The Truth About The Superman Curse
Superman is DC's golden boy. The Man of Steel first appeared in Action Comics #1 in 1938 and has since gone on to inspire several TV shows, cartoons, and movies, some better than others. He's the pretty boy. The upstanding savior of Metropolis and, you know, the whole world, from time to time.
Before he was Clark Kent, Superman was Kal-El from the planet Krypton. He was sent to Earth as a baby because his home planet was about to be destroyed. The alien hero has faced plenty of hardships, but within DC, Superman is virtually a true immortal. Even when he dies, he finds a way back to life. He has one real weakness: kryptonite. The fabled mineral has several different effects on Superman, depending on what form the element takes, but it's his weakness nonetheless.
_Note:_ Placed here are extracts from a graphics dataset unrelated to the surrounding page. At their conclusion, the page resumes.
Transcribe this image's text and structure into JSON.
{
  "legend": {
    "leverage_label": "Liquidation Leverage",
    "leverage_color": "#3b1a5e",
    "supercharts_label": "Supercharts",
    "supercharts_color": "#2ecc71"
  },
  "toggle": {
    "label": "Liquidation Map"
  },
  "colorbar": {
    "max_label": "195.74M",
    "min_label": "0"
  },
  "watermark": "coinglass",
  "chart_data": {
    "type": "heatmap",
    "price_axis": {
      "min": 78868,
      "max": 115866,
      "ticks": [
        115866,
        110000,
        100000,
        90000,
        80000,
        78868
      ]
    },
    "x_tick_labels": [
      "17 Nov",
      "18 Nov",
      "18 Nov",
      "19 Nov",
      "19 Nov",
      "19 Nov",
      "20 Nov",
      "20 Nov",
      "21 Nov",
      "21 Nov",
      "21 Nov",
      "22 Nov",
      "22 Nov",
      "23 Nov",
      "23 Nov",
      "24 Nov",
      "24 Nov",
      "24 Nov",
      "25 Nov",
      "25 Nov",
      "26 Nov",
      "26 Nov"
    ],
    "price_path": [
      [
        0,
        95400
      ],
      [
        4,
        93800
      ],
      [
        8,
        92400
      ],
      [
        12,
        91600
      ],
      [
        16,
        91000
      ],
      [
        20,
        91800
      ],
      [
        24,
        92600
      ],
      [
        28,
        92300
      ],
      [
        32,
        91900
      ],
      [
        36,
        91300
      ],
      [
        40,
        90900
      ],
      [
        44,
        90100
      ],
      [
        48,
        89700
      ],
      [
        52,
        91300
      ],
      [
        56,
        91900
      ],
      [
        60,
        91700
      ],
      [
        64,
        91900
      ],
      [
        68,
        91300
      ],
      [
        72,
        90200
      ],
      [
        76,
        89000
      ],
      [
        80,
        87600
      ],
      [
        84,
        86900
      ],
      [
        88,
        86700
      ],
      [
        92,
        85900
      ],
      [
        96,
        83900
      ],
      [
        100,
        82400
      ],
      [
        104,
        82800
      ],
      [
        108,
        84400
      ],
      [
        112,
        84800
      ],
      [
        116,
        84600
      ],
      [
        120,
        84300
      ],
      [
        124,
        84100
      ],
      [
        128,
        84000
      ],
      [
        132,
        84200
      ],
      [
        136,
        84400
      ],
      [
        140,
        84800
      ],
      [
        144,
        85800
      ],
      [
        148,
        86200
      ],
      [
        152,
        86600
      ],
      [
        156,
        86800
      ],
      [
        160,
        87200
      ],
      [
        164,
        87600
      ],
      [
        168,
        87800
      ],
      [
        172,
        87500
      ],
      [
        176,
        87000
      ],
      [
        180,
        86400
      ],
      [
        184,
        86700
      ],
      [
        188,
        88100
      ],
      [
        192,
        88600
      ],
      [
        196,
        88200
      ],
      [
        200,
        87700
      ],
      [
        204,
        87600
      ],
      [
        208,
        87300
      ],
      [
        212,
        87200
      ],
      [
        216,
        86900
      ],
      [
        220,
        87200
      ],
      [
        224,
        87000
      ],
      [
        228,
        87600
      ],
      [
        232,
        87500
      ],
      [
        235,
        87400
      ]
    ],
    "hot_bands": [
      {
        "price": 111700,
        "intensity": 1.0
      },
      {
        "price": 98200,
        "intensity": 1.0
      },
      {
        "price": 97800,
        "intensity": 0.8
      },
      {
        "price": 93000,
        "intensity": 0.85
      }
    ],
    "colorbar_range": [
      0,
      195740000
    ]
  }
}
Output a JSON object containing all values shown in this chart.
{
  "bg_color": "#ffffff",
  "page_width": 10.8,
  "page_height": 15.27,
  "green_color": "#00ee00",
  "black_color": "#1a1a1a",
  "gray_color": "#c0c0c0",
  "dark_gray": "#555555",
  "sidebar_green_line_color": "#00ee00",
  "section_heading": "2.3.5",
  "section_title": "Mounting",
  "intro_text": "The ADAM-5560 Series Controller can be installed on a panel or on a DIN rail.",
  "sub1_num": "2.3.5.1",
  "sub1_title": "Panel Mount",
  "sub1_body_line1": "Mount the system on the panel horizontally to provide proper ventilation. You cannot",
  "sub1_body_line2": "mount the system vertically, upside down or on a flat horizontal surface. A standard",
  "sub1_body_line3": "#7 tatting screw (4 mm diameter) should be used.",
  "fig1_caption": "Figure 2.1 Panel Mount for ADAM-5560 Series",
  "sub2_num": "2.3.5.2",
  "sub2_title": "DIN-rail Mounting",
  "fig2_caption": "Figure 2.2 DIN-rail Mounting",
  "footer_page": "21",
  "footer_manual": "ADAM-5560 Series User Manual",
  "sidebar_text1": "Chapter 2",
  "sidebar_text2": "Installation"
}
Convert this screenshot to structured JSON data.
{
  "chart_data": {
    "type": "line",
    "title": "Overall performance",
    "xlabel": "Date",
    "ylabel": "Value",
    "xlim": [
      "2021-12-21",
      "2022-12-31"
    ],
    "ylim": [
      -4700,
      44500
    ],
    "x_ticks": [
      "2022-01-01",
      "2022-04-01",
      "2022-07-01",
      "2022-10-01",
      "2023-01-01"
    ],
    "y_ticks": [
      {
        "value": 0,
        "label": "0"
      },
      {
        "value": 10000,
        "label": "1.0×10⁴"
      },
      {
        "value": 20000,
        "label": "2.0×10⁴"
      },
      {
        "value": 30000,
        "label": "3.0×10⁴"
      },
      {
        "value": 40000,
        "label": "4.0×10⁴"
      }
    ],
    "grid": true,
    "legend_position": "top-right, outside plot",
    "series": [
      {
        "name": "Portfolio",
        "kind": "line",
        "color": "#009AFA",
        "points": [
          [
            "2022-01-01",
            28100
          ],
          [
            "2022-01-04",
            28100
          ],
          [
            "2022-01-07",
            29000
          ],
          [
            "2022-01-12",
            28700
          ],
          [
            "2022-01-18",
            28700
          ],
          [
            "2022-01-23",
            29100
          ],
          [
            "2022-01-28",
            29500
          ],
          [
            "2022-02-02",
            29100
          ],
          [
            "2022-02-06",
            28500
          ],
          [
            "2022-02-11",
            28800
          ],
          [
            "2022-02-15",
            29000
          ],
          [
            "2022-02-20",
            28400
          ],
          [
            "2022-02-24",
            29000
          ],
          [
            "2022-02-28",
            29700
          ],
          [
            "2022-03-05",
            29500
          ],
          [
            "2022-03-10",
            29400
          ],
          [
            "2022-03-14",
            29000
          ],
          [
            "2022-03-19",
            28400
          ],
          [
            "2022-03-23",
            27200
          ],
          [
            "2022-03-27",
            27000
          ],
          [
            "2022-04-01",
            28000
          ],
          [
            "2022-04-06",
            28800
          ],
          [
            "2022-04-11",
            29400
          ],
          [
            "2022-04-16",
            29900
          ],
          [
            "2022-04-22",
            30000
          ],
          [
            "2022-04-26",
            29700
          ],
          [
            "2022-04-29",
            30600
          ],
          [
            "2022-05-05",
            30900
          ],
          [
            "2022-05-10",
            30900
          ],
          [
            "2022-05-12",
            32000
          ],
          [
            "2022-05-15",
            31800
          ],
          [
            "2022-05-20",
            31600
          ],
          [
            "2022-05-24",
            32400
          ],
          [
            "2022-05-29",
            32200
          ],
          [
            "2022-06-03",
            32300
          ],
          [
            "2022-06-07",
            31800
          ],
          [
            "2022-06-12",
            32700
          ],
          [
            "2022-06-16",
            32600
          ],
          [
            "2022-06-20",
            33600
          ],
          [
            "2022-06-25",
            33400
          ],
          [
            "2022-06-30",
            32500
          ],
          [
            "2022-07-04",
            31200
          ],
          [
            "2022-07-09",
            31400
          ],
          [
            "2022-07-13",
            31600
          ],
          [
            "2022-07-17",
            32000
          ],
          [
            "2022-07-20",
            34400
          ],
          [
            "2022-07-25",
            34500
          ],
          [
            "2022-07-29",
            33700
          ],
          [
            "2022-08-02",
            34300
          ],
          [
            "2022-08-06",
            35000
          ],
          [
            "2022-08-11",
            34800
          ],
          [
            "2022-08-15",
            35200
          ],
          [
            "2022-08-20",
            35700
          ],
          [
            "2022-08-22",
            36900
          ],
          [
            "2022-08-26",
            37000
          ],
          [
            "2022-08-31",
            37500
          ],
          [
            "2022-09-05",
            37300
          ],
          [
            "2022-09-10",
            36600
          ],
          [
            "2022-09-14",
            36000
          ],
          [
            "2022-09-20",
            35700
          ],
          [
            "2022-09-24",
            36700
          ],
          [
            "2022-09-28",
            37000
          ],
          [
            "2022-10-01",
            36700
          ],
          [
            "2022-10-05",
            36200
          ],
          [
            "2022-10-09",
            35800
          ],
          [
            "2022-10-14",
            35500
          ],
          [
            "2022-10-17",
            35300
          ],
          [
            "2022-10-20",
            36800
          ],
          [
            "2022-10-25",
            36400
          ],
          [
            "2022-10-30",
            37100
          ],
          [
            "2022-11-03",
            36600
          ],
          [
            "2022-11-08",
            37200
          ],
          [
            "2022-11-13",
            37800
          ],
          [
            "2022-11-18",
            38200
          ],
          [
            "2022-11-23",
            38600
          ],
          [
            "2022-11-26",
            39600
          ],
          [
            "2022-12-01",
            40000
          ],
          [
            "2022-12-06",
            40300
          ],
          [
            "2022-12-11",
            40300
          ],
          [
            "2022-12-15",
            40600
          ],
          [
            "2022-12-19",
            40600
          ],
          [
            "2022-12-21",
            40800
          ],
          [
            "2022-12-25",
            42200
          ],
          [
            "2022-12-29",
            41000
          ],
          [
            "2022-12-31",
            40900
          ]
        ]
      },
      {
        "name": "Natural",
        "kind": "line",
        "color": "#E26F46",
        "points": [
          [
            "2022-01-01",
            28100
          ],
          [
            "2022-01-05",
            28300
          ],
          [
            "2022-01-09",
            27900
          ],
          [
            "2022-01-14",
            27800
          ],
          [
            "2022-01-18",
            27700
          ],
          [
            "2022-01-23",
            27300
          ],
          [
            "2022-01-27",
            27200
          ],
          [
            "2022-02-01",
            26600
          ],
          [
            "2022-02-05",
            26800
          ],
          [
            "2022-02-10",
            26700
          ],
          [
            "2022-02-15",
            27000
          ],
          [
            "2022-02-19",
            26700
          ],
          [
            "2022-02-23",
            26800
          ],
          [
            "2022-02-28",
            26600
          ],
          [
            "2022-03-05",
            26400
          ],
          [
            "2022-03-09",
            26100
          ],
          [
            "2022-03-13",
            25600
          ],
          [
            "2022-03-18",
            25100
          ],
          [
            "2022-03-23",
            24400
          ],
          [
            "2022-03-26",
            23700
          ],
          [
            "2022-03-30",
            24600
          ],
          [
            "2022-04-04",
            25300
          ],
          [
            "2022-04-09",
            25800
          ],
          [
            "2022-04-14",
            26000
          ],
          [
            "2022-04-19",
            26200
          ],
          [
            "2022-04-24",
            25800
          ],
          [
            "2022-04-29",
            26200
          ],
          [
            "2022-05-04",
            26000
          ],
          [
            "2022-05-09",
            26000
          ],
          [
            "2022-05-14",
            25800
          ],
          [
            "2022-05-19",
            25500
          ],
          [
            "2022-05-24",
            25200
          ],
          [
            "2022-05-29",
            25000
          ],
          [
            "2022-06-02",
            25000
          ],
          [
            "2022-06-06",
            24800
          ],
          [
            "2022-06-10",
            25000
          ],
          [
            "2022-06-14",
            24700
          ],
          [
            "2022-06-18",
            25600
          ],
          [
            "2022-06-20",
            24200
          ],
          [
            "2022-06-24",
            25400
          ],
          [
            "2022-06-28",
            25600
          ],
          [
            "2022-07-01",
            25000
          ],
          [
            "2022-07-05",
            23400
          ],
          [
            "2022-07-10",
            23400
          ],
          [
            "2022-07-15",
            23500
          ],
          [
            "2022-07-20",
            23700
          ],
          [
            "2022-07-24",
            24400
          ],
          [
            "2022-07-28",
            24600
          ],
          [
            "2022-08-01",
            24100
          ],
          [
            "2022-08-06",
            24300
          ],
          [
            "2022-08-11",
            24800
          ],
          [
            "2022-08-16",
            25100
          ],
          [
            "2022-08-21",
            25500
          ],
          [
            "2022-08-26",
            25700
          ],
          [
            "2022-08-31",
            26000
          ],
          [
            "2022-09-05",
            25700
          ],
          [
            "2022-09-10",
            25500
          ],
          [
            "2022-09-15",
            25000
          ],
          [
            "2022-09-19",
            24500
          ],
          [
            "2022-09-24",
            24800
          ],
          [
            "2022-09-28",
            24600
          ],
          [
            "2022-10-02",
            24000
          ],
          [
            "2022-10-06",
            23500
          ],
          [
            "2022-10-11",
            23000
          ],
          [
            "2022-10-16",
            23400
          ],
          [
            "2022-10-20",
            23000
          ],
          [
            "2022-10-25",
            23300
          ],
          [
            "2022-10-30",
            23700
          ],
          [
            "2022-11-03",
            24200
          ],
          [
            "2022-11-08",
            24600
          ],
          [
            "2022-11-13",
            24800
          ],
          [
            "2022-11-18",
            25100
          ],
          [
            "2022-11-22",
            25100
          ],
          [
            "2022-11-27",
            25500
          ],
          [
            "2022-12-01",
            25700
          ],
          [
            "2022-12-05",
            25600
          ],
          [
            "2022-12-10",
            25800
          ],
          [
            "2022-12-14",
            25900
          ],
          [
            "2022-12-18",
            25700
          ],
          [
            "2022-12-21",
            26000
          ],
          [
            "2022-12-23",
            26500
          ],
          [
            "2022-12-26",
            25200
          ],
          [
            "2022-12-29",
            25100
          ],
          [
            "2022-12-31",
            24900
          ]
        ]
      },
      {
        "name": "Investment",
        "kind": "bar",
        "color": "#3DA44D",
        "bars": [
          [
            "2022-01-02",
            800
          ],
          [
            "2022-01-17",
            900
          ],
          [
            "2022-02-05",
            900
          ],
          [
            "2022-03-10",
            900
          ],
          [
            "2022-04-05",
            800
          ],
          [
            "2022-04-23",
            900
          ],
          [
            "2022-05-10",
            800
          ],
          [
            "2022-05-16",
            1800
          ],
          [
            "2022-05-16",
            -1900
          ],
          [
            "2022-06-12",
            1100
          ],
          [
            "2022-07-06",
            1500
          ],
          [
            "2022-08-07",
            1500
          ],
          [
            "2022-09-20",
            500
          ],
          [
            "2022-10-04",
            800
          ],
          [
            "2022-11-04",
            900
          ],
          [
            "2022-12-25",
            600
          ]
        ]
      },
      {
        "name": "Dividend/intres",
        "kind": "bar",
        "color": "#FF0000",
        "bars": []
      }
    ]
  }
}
The human actors who've played the comic book protagonist on screen haven't proven quite as hardy. They're only human, after all, and several of them have passed tragically from this world. There's even a Hollywood legend surrounding their deaths: the Superman curse. Nobody can be certain how the curse came about, but we assume there's a wizard in the DC basement who either hates Superman or loves him just a little too much. The curse seems to say, "if you play The Man of Steel on screen, you'll die." Granted, these actors would die anyway, but the "curse" tends to take them before their time.
It's a bird! It's a plane! No, it's a deadly curse!
Perhaps it all started with the 1950s TV series The Adventures of Superman, starring George Reeves. Reeves died at the age of 44, and the circumstances surrounding his death are questionable to this day. Officially, he died from suicide, but as the Guardian Liberty Voice reports, many believe he was actually murdered. Following Reeves was Lee Quigley, who played played baby Kal-El in the 1978 film Superman. Quigley died at the age of 14 from abusing solvents, according to Alchetron. Bud Collyer, who was the voice actor for Superman in two different animated TV series, movie cartoons, and on radio, passed at 61 after developing a rare circulatory disease. The most famous Clark Kent, and perhaps best-known tragedy, was Christopher Reeve, who became paralyzed in a horseback riding mishap in 1995 and died less than 10 years later of cardiac arrest at the age of 52, according to Biography.
You might not believe in curses, but Supermen should probably be a little extra cautious. At best, the Superman curse is coincidental bad luck. At worst, the curse is real. Might Henry Cavill or Tom Welling be next?